Terroir, a favorite term of wine fanciers, is often much too narrowly
understood. It implies a sense of place, most often referring to the soil
and natural elements that impart distinct flavor to local vintages. For
some it may include local influences—such as the distilling methods peculiar
to one region. But, as we can see above, perfection and distinction come
not just from a few chemical oddities of an area, but from its history, from
folks such as Amon Carter who create better rounded cities than Dallas, from
a global outlook that even today distinguishes Great Britain from both
Europe and the United States, and from small Burgundy growers who pass on
their vines to the next generation who also feel a special devotion to the
hallowed ground. Hubert de Montille now manages his parcels in Volnay and
Pommard with the aid of son Etienne and daughter Alix.
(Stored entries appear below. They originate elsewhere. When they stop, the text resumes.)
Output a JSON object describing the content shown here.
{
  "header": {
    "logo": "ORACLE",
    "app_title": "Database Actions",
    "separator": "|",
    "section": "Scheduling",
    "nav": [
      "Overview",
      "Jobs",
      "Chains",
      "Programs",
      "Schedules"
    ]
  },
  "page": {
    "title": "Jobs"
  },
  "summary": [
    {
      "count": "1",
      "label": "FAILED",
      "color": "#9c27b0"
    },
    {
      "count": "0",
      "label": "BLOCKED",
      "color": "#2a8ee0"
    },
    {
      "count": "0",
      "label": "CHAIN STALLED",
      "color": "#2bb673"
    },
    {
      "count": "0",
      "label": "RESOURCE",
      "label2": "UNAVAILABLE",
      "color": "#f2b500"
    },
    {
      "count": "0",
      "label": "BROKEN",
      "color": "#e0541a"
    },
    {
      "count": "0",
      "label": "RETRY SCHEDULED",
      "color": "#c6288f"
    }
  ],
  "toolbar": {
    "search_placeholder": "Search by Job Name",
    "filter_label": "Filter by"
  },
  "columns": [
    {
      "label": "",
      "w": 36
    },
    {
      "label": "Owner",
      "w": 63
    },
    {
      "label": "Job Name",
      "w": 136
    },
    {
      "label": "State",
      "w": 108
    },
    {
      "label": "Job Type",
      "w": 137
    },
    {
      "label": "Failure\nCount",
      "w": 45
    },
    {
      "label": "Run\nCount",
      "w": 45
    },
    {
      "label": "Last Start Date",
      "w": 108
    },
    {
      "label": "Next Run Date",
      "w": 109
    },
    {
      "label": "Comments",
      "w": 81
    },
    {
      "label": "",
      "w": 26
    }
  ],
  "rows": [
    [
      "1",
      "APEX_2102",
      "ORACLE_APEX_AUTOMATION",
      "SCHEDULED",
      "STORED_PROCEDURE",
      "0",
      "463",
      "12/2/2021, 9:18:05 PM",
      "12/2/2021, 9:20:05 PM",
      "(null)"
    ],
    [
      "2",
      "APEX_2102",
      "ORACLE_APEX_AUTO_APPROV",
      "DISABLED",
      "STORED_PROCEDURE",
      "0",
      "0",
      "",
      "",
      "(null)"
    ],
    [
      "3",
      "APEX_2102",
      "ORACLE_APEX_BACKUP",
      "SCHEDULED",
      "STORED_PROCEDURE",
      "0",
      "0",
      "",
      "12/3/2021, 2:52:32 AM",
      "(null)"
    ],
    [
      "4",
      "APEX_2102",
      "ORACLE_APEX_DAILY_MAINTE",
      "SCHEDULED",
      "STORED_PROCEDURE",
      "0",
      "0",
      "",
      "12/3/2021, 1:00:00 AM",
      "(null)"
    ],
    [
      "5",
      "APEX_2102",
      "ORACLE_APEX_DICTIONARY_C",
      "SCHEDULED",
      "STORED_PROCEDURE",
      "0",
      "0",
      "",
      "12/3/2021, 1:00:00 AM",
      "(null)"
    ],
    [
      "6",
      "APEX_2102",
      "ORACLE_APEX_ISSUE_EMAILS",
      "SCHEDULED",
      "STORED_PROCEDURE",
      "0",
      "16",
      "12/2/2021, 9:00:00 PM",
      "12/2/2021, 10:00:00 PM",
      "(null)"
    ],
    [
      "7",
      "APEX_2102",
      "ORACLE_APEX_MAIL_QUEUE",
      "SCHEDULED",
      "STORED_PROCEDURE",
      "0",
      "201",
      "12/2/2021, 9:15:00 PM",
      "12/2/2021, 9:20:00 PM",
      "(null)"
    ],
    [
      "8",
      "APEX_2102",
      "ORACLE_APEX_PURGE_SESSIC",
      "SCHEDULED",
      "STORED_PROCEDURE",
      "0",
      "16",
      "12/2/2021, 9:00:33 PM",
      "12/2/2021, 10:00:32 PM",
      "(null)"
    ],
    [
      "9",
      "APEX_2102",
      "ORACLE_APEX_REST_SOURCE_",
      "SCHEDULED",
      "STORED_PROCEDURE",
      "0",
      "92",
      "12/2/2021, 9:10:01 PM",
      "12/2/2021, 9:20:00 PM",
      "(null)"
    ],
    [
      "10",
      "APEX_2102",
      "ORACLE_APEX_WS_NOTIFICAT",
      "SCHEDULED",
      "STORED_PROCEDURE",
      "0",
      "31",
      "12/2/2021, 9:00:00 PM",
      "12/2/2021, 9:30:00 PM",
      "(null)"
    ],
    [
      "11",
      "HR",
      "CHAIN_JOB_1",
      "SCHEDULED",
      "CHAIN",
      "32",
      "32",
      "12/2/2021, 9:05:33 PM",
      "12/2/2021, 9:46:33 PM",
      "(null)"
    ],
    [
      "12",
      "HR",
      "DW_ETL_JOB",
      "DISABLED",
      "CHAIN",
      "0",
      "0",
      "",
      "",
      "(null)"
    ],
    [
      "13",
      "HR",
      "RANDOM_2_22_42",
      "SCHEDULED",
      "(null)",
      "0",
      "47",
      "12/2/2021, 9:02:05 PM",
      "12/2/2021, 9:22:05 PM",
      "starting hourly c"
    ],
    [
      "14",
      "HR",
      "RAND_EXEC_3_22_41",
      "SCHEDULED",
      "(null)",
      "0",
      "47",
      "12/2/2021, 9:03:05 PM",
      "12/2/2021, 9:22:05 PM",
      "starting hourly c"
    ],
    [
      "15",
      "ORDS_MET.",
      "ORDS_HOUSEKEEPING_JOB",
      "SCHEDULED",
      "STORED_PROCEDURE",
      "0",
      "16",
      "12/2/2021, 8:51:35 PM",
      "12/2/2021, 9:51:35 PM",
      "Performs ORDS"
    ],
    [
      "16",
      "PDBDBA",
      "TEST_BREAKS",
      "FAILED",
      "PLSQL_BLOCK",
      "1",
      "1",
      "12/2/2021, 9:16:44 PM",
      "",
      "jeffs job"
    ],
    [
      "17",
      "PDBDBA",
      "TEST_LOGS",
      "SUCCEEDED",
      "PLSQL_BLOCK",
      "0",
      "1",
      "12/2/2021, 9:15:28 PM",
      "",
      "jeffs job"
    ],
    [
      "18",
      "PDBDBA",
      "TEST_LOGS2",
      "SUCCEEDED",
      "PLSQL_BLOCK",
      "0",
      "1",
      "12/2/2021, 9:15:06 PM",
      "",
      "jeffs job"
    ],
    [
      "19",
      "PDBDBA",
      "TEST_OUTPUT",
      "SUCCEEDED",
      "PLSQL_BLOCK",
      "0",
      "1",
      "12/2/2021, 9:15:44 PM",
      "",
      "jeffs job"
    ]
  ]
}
Surely his children
will inherit the vines. Terroir, then, is a combination of the good earth
with the cultural capital knowing people bring to it. It is a refutation of
architecture’s International Style and any other tendency that obliterates
our sense of place and time.
P.S. The Economist, founded in 1843, has
been led on occasion by men of affairs, rather than mere bystanders. Famed
Walter Bagehot was an editor as well as a constitutional expert. An
interesting colonial, Rupert Pennant-Lea, after his stint as editor, became
vice chairman of the Bank of England, where he stayed until an extramarital
affair upset his applecart. This magazine likes to call itself a
“newspaper,” which accounts perhaps for the fact that its short articles
work out much better than its over-long essays. Great publications have to
have people around like
Richard Harding Davis, journalists who are a little bit larger than
life.
P.P.S. The
breadth of museums in Fort Worth is startling for a city that numbered
625,000 or so in 2005. And there are many other attractions: a substantial
zoo, for instance, and the Fort Worth Water Garden, done by Philip Johnson
who also designed the Amon Carter. We wonder if Fort Worth has more museums
per capita than any other large town in the U.S. There’s a raft of building
going on now, bringing in more architectural superstars such as Renzo
Piano. Our Fort Worth correspondents remind us that the town was put
together by cowpunchers and ranchers, quite a different crowd than the
Dallas wheeler dealers. There has been a lot of intermarriage of its
leading families, creating a communal fabric that is more tightly woven than
in other parts of the compass.
P.P.P.S. For years it was worth skipping French
wines, since so many nations offered superior bargains that made the prices
of Bordeauxs and Burgundies look horrendous. But now California and many
other locales have vastly inflated their prices, so one might as well poke
around Burgundy.
P.P.P.P.S.
Try Me Coffee is still around. The flooding from Katrina was pretty
bad, and it took quite a while to get back in business. But the
old-fashioned roasters are still working, and it is still a family
enterprise. You can read a bit more about it at
“Fire and Darkness.”
P.P.P.P.P.S. Near as we can tell, Fort Worth
even has a more active poetry scene than Dallas, though a number of Dallas
business leaders are closet poets. On
“Mike Guinn and the Fort Worth Slams,” one uncovers a whole lot of
versifying. Here, it claims the Dallas Poetry Slams are “on hiatus,” though
we find readings are still afoot there as well.